Masalahnya ada sebagian kalangan yang curiga terhadap umat Islam karena mengaitkan dengan peristiwa masa lalu yang sebenarnya sudah selesai.

“Cuma kadang-kadang orang-orang yang tidak suka dengan Islam memandang gerakan Islam ini sebagai separatis, gara-gara (pernah) ada DI (DI/TII) Padahal DI itu kasus jauh itu, dan itu tidak disetujui oleh ormas-ormas Islam,” jelasnya.

NU, Muhammadiah, Persis, Bahkan A.Hasan yang merupakan kawan dekat Kartosuwiryo lanjut Tiar menganjurkan Kartosuwiryo untuk gabung saja dengan Indonesia.

Adapun gerakan Islam yang ada sekarang justru merupakan modal dan asset untuk memperkuat Indonesia.

“Tapi sesungghnya gerakan Islam yang muncul sekarang ini yang ada di mana-mana potensi besar untuk memmperkuat nasionalisme , sangat efektif dan ini bisa kita gunakan untuk terus memperkuat Indonesia,” terangnya.

Doktor Tiar mengungkapkan alasan mendasar bahwa nasionalisme Indonesia lebih dahulu dicetuskan oleh gerakan-gerakan Islam.
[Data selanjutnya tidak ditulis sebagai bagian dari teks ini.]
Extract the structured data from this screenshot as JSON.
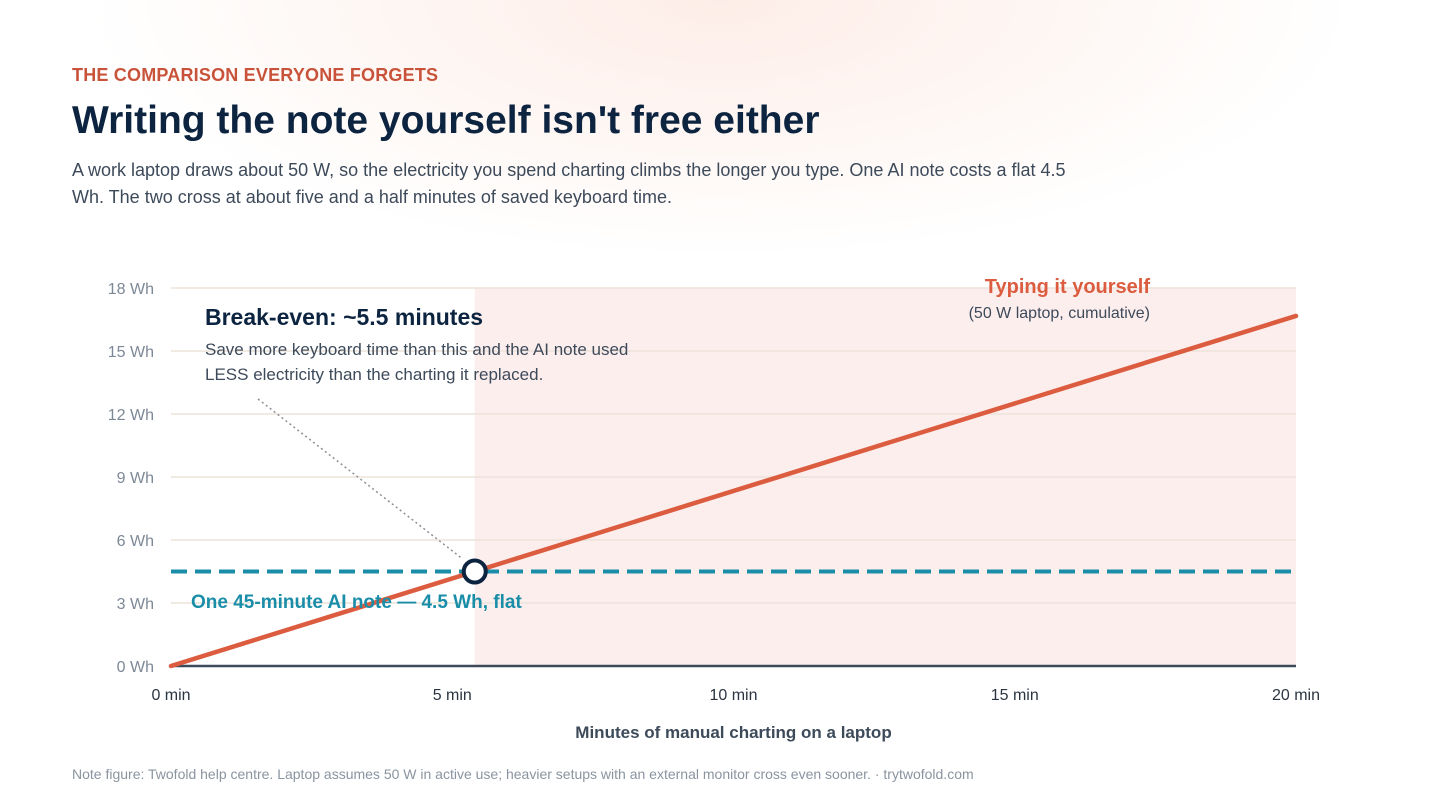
{
  "header": {
    "eyebrow": "THE COMPARISON EVERYONE FORGETS",
    "title": "Writing the note yourself isn't free either",
    "subtitle": "A work laptop draws about 50 W, so the electricity you spend charting climbs the longer you type. One AI note costs a flat 4.5 Wh. The two cross at about five and a half minutes of saved keyboard time."
  },
  "footnote": "Note figure: Twofold help centre. Laptop assumes 50 W in active use; heavier setups with an external monitor cross even sooner. · trytwofold.com",
  "colors": {
    "typing_line": "#dc5c3f",
    "ai_note_line": "#1a8ea8",
    "shaded_region": "#fdeeee",
    "title": "#0c2440",
    "eyebrow": "#c9533a",
    "grid": "#ebe3da",
    "axis": "#3d4a5a"
  },
  "chart_data": {
    "type": "line",
    "xlabel": "Minutes of manual charting on a laptop",
    "ylabel": "",
    "xlim": [
      0,
      20
    ],
    "ylim": [
      0,
      18
    ],
    "x_ticks": [
      0,
      5,
      10,
      15,
      20
    ],
    "x_tick_labels": [
      "0 min",
      "5 min",
      "10 min",
      "15 min",
      "20 min"
    ],
    "y_ticks": [
      0,
      3,
      6,
      9,
      12,
      15,
      18
    ],
    "y_tick_labels": [
      "0 Wh",
      "3 Wh",
      "6 Wh",
      "9 Wh",
      "12 Wh",
      "15 Wh",
      "18 Wh"
    ],
    "grid": true,
    "series": [
      {
        "name": "Typing it yourself",
        "sublabel": "(50 W laptop, cumulative)",
        "style": "solid",
        "x": [
          0,
          20
        ],
        "y": [
          0,
          16.67
        ]
      },
      {
        "name": "One 45-minute AI note — 4.5 Wh, flat",
        "style": "dashed",
        "x": [
          0,
          20
        ],
        "y": [
          4.5,
          4.5
        ]
      }
    ],
    "shaded_region": {
      "x_start": 5.4,
      "x_end": 20
    },
    "break_even": {
      "x": 5.4,
      "y": 4.5,
      "title": "Break-even: ~5.5 minutes",
      "text_lines": [
        "Save more keyboard time than this and the AI note used",
        "LESS electricity than the charting it replaced."
      ]
    }
  }
}
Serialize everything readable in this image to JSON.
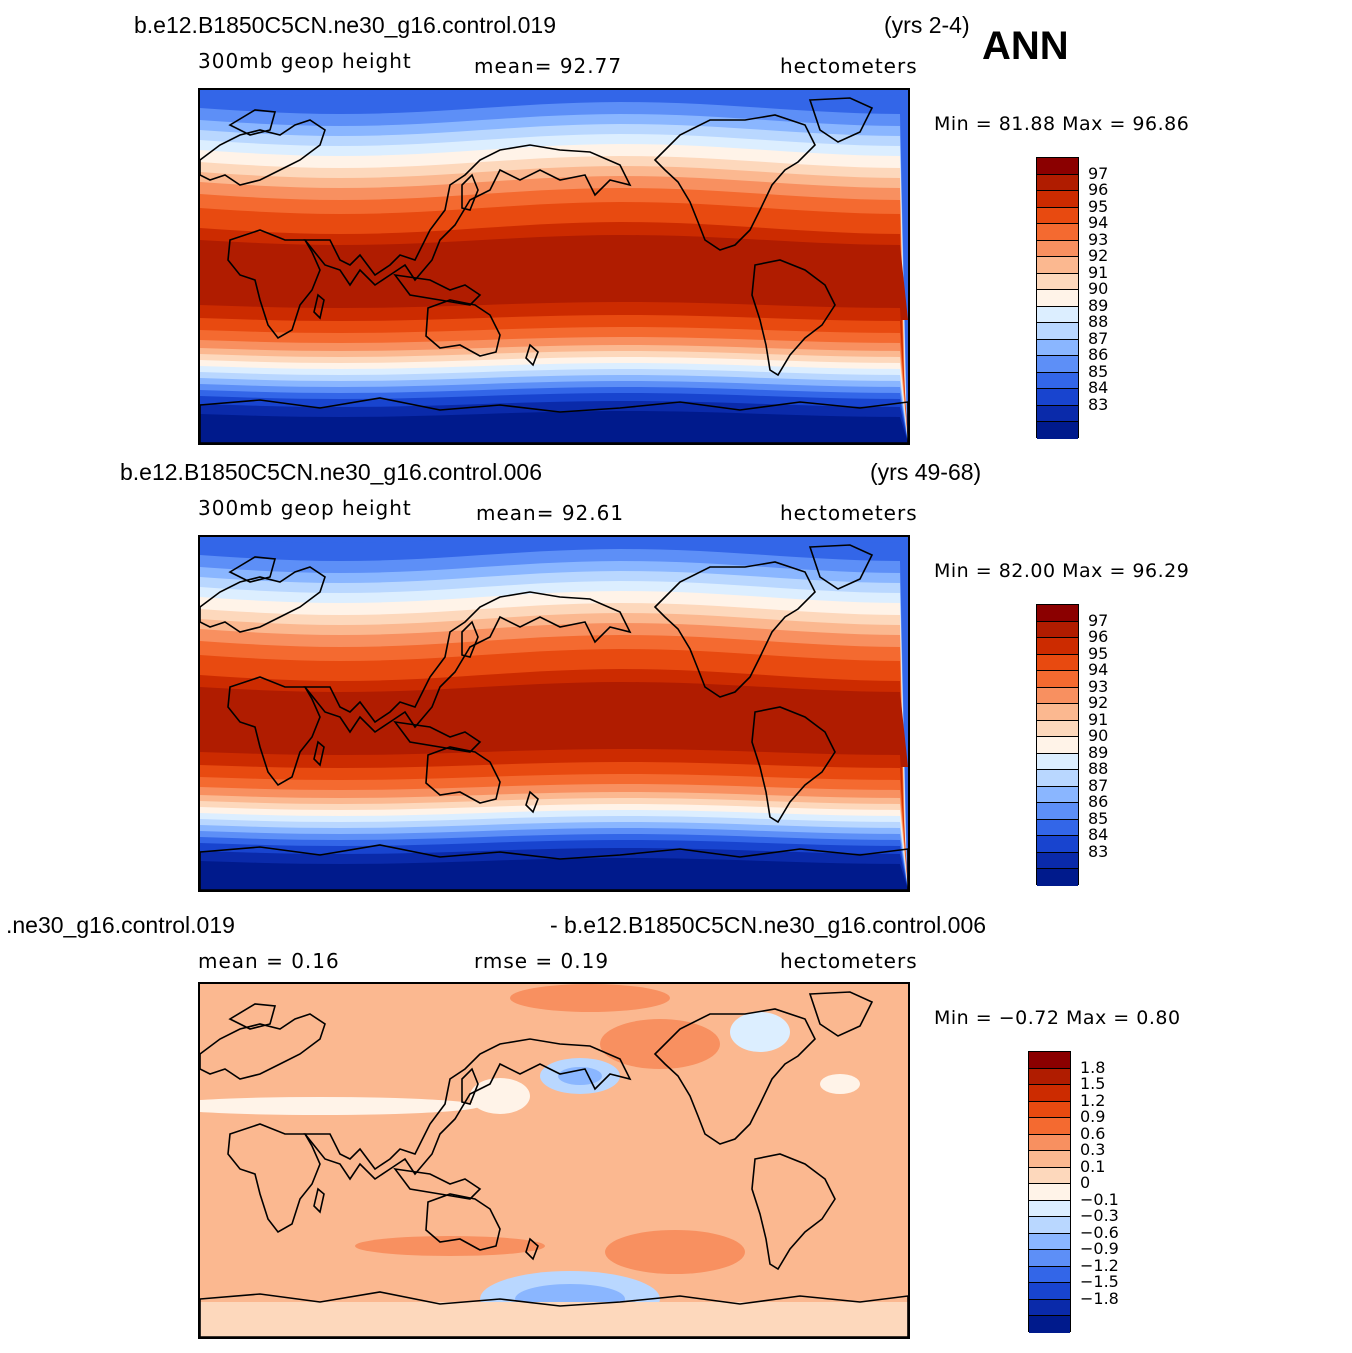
{
  "season": "ANN",
  "panels": [
    {
      "case": "b.e12.B1850C5CN.ne30_g16.control.019",
      "years": "(yrs 2-4)",
      "variable": "300mb  geop  height",
      "mean_label": "mean=   92.77",
      "units": "hectometers",
      "minmax": "Min =   81.88  Max =    96.86",
      "levels": [
        "97",
        "96",
        "95",
        "94",
        "93",
        "92",
        "91",
        "90",
        "89",
        "88",
        "87",
        "86",
        "85",
        "84",
        "83"
      ],
      "colors": [
        "#8b0000",
        "#b01c00",
        "#cc2b00",
        "#e84a10",
        "#f46a30",
        "#f89060",
        "#fbb890",
        "#fdd8bc",
        "#fff3e8",
        "#dceeff",
        "#b9d7ff",
        "#8ab6ff",
        "#5d8ff7",
        "#3366e8",
        "#1844cf",
        "#0a2aaa",
        "#001a8c"
      ]
    },
    {
      "case": "b.e12.B1850C5CN.ne30_g16.control.006",
      "years": "(yrs 49-68)",
      "variable": "300mb  geop  height",
      "mean_label": "mean=   92.61",
      "units": "hectometers",
      "minmax": "Min =   82.00  Max =    96.29",
      "levels": [
        "97",
        "96",
        "95",
        "94",
        "93",
        "92",
        "91",
        "90",
        "89",
        "88",
        "87",
        "86",
        "85",
        "84",
        "83"
      ],
      "colors": [
        "#8b0000",
        "#b01c00",
        "#cc2b00",
        "#e84a10",
        "#f46a30",
        "#f89060",
        "#fbb890",
        "#fdd8bc",
        "#fff3e8",
        "#dceeff",
        "#b9d7ff",
        "#8ab6ff",
        "#5d8ff7",
        "#3366e8",
        "#1844cf",
        "#0a2aaa",
        "#001a8c"
      ]
    },
    {
      "case_left": ".ne30_g16.control.019",
      "case_right": "- b.e12.B1850C5CN.ne30_g16.control.006",
      "mean_label": "mean =     0.16",
      "rmse_label": "rmse =     0.19",
      "units": "hectometers",
      "minmax": "Min =   −0.72  Max =     0.80",
      "levels": [
        "1.8",
        "1.5",
        "1.2",
        "0.9",
        "0.6",
        "0.3",
        "0.1",
        "0",
        "−0.1",
        "−0.3",
        "−0.6",
        "−0.9",
        "−1.2",
        "−1.5",
        "−1.8"
      ],
      "colors": [
        "#8b0000",
        "#b01c00",
        "#cc2b00",
        "#e84a10",
        "#f46a30",
        "#f89060",
        "#fbb890",
        "#fdd8bc",
        "#fff3e8",
        "#dceeff",
        "#b9d7ff",
        "#8ab6ff",
        "#5d8ff7",
        "#3366e8",
        "#1844cf",
        "#0a2aaa",
        "#001a8c"
      ]
    }
  ]
}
Bahkan mendahului gerakan nasionalis berbasis etnis dan kesukuan.

“Sebelumnya (nasionalisme) diinisiasi oleh gerakan-gerakan Islam, tidak ada lagi istilah-istilah kedaerahan. Nasionalisem lintas kedaerahan yang tidak pakai nama Islam itu nanti muncul setelah tahun 1930an “, ungkapnya.

“Yang menginisiasi persatuan lintas etis itu gerakan Islam,” tambahnya.

Ia mencontohkan kemunculan gerakan-gerakan Islam lintas etnis dan daerah yang muncul sebelum tahun 1930an, seperti Sarekat Islam (SI) yang lahir tahun 1911, Muhammadiyah (1912), Persis 1923, Al-Irsyad (1914), NU (1926).

Oleh karena Pembina komunitas Jejak Islam untuk Bangsa (JIB) ini menilai bahwa menceritakan peran gerakan dan tokoh-tokoh Islam akan memperkuat nasionalisme Indonesia.
“Makanya ketika anak-anak Indonesia diajari bahwa Indonesia ini dilahirkan oleh tokoh Islam, itu adalah sesuatu yang membuat Indonesia semakin kokoh, tidak akan membuat Indonesia bubar, kalau kita masih peduli denga Indoensia,” tambahnya.

“Kalau kita melupakan bahkan memusuhui Islam sebagai factor di dalam membangun nasionalisme itu sama dengan bunuh diri, karena Indonesai dilepaskan dari salah satu kekuatan nasionalismenya, ini yang harus difahami secara mendasar,” tandasnya.